Wilkinsburg’s mayor, Wilbert Young, insisted that all 32 churches in the small town be part of the rebuilding effort. Healy took to the pulpit in virtually all the churches and told his stories. Later, he would tell his stories on the school buses while the kids were being bused to school.

One incident is typical of Healy’s magic. While walking down a dark Wilkinsburg street one evening, he was followed by a group of black gang members who eventually encircled him. Joe Healy began talking with them, telling his stories. They became entranced, simply listening to his parables.

Not long after, they drifted away. Little wonder that, on learning of his death, the school district had to bring in grief counselors to heal the devastated kids.

It’s a good guess that if Ronald Taylor had given Joe Healy a chance to speak with him, he would not have put a bullet in Joe’s head. During part of the time between the shooting and Taylor’s surrender, the suspect pointed the gun at his own head and threatened to kill himself. Those who knew Joe Healy say he could have quietly talked the troubled man into surrendering.

Bishop Donald Wuerl, a Pittsburgh native and bishop of his home diocese since 1988, was one of the first to respond. He presided at a Mass to pray for all concerned. He cited the Sermon on the Mount and spoke of turning the other cheek. Wuerl barely knew Healy. The bishop was ordained in Rome in 1966 and was largely involved in administration until ordained an auxiliary bishop in 1986.

Joe Healy was buried March 6 from St. James Church in Wilkinsburg.

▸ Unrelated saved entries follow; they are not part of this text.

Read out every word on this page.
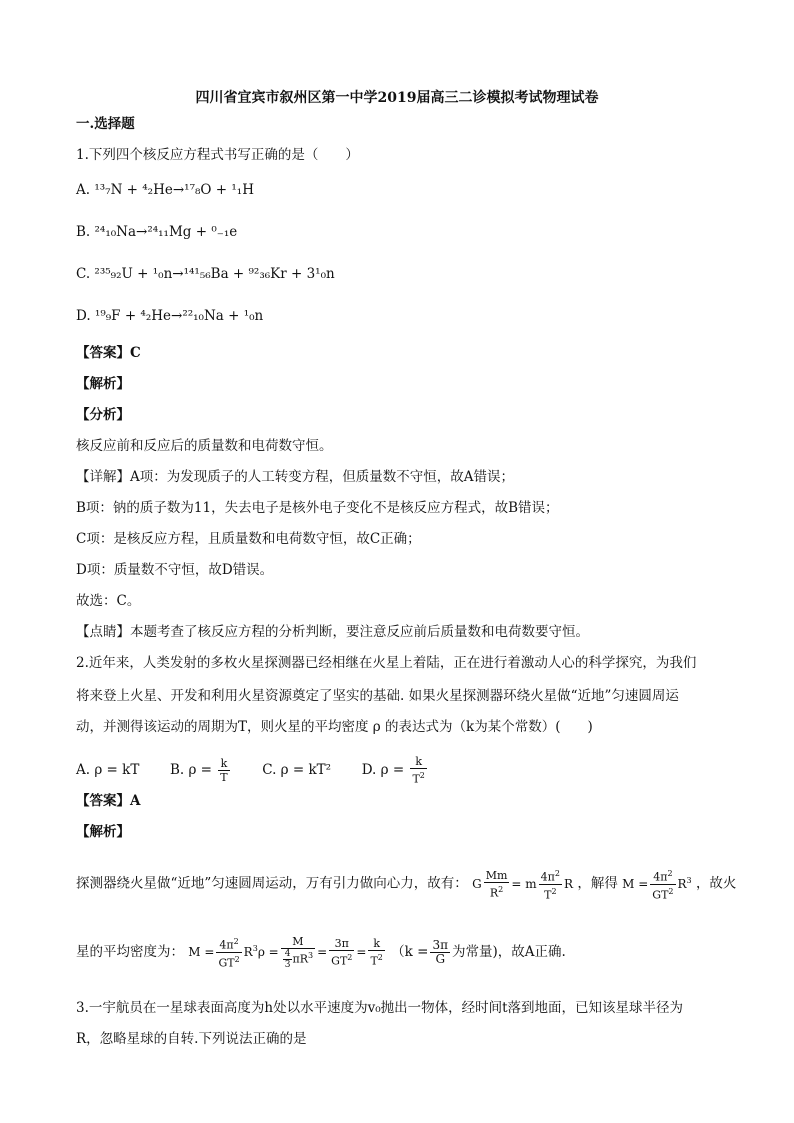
四川省宜宾市叙州区第一中学2019届高三二诊模拟考试物理试卷
一.选择题
1.下列四个核反应方程式书写正确的是（　　）
A. ¹³₇N + ⁴₂He→¹⁷₈O + ¹₁H
B. ²⁴₁₀Na→²⁴₁₁Mg + ⁰₋₁e
C. ²³⁵₉₂U + ¹₀n→¹⁴¹₅₆Ba + ⁹²₃₆Kr + 3¹₀n
D. ¹⁹₉F + ⁴₂He→²²₁₀Na + ¹₀n
【答案】C
【解析】
【分析】
核反应前和反应后的质量数和电荷数守恒。
【详解】A项：为发现质子的人工转变方程，但质量数不守恒，故A错误；
B项：钠的质子数为11，失去电子是核外电子变化不是核反应方程式，故B错误；
C项：是核反应方程，且质量数和电荷数守恒，故C正确；
D项：质量数不守恒，故D错误。
故选：C。
【点睛】本题考查了核反应方程的分析判断，要注意反应前后质量数和电荷数要守恒。
2.近年来，人类发射的多枚火星探测器已经相继在火星上着陆，正在进行着激动人心的科学探究，为我们
将来登上火星、开发和利用火星资源奠定了坚实的基础. 如果火星探测器环绕火星做“近地”匀速圆周运
动，并测得该运动的周期为T，则火星的平均密度 ρ 的表达式为（k为某个常数）(　　)
A. ρ = kT B. $\rho = \frac{k}{T} C$. ρ = kT² D. $\rho = \frac{k}{T^2}$
【答案】A
【解析】
探测器绕火星做“近地”匀速圆周运动，万有引力做向心力，故有： G $\frac{Mm}{R^2} = m \frac{4\pi^2}{T^2}$ R ，解得 $M = \frac{4\pi^2}{GT^2} R^3$ ，故火
星的平均密度为： $M = \frac{4\pi^2}{GT^2} R^3\rho = \frac{M}{\frac{4}{3} \pi R^3} = \frac{3\pi}{GT^2} = \frac{k}{T^2} (k = \frac{3\pi}{G}$ 为常量)，故A正确.
3.一宇航员在一星球表面高度为h处以水平速度为v₀抛出一物体，经时间t落到地面，已知该星球半径为
R，忽略星球的自转.下列说法正确的是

The 900-seat church was packed for the liturgy. Joe’s fellow Spiritans -- Leonard Tuozzolo, a classmate from Wheaton, Md., George Healy (Joe’s brother) from California, and Tom Tunney from Harlem -- concelebrated the Mass. (Another Spiritan brother, James Healy, is deceased.) Family and ministers of all faiths from the neighboring churches filled the front pews. Curiously, Joe Healy had left detailed instructions for his funeral. He had updated them on Feb. 9, just weeks before he was killed.

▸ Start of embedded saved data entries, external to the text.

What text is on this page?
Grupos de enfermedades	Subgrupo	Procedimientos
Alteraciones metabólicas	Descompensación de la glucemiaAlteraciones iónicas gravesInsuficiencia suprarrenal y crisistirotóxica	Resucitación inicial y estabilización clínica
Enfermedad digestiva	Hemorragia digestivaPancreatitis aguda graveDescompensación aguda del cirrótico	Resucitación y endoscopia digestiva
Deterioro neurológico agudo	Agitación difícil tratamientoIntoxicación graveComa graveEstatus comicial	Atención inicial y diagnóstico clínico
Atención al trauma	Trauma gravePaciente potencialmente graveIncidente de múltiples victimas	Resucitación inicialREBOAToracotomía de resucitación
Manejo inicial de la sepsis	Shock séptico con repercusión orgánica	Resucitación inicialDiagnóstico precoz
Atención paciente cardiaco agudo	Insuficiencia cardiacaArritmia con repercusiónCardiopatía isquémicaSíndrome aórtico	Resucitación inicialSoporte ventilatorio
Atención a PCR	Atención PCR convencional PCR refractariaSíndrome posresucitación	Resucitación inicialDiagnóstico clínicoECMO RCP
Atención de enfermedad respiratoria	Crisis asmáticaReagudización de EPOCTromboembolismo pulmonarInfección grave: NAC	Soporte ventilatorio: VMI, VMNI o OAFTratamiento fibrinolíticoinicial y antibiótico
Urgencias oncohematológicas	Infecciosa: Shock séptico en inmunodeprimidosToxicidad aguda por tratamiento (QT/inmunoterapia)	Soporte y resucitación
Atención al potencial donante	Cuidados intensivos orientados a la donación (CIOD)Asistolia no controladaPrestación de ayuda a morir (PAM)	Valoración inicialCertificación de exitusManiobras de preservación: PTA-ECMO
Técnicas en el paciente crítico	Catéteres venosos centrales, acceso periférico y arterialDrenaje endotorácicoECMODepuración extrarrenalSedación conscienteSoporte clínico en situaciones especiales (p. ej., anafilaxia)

His brother, Pat, read the petitions. Typically, they called for understanding, forgiveness and love, particularly for the assailant and his mother. In addition to attending the funeral, the local clergy sent ministers and others to comfort those involved in the more than two-hour siege. Employees of the franchises were invited to meet with a group of ministers at the huge Covenant Church of Pittsburgh, nearby. Local clergy have planned a procession past several of the churches and to the two franchises involved. The participating churches wanted to pay tribute to Joe Healy and the other victims, as well as to cool the tensions that arose, especially because of the incendiary babble on local talk radio.

Friends of Joe must have been wishing that he could have been at St. James Church to give his own homily or to tell a story. The funeral was everything he would have wanted.

Joe Healy’s final story may have been his best one.

Tim Unsworth writes from Chicago, with thanks to Ann Rogers Melnick, religion reporter for the Pittsburgh Post-Gazette, and to the staff of the Holy Ghost Fathers and Brothers Provincialate in Bethel Park, Pa.